CRISPR technology, which earned scientists Jennifer Doudna and Emmanuelle Charpentier the Nobel Prize in chemistry in 2020, has been described as “genetic scissors” that allow scientists to make precise edits to the genome.
“We can now make DNA breaks in exact locations in the genome and figure out how the breaks get repaired within a precise genomic context,” Libuda said.
That’s proven to be the case, and the assay is now assisting researchers around the world in determining the unknown functions of existing genetic components in DNA repair. Data from the assay could eventually be used in therapeutics to prevent birth defects and other problems that plague human health.

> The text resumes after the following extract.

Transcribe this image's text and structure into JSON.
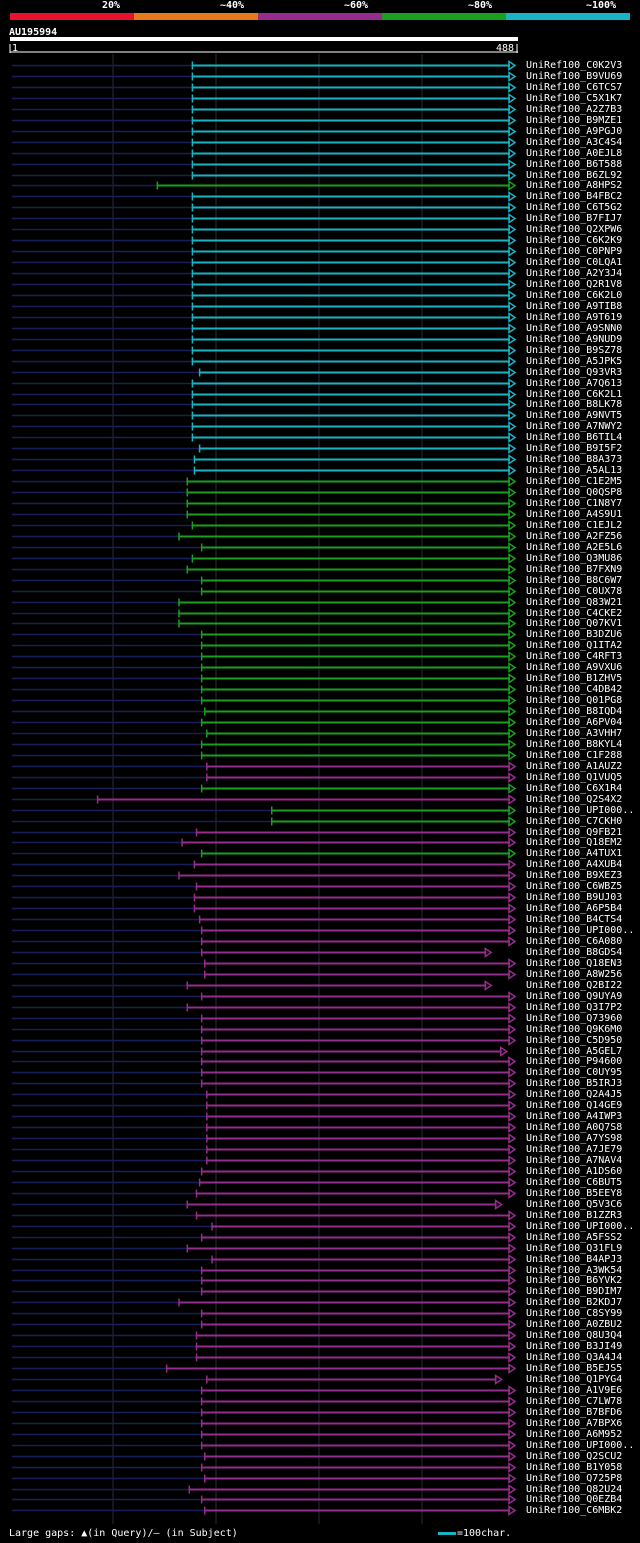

Libuda tapped a number of students for her project, all of whom have gone on to other organizations ranging from the Fred Hutchinson Cancer Research Center to the National Institutes of Health to the University of California, Berkeley. Libuda points to her own undergraduate research experiences at UCLA as being critical to her success as a scientist.
“One of the things that drew me to being at the UO is that it’s a university that values undergraduate research and education as well as graduate education,” Libuda said.
Salagean, a recent Clark Honors College graduate in biology, credits her experience in the Libuda Lab with preparing her to pursue a doctorate from the Massachusetts Institute of Technology starting in the fall.
“You come in to face this new research experience and you have no idea how to do all these techniques or what all of these different things mean,” Salagean said. “Learning how to ask questions and to have confidence in asking those questions was just such a valuable experience.”
The research was supported by the National Institutes of Health under award numbers R00HD076165, R35GM128890, T32GM007413, R25HD070817, R01HD098129, by the Knight Campus Undergraduate Scholars program and by an Advancing Science in America Foundation Award.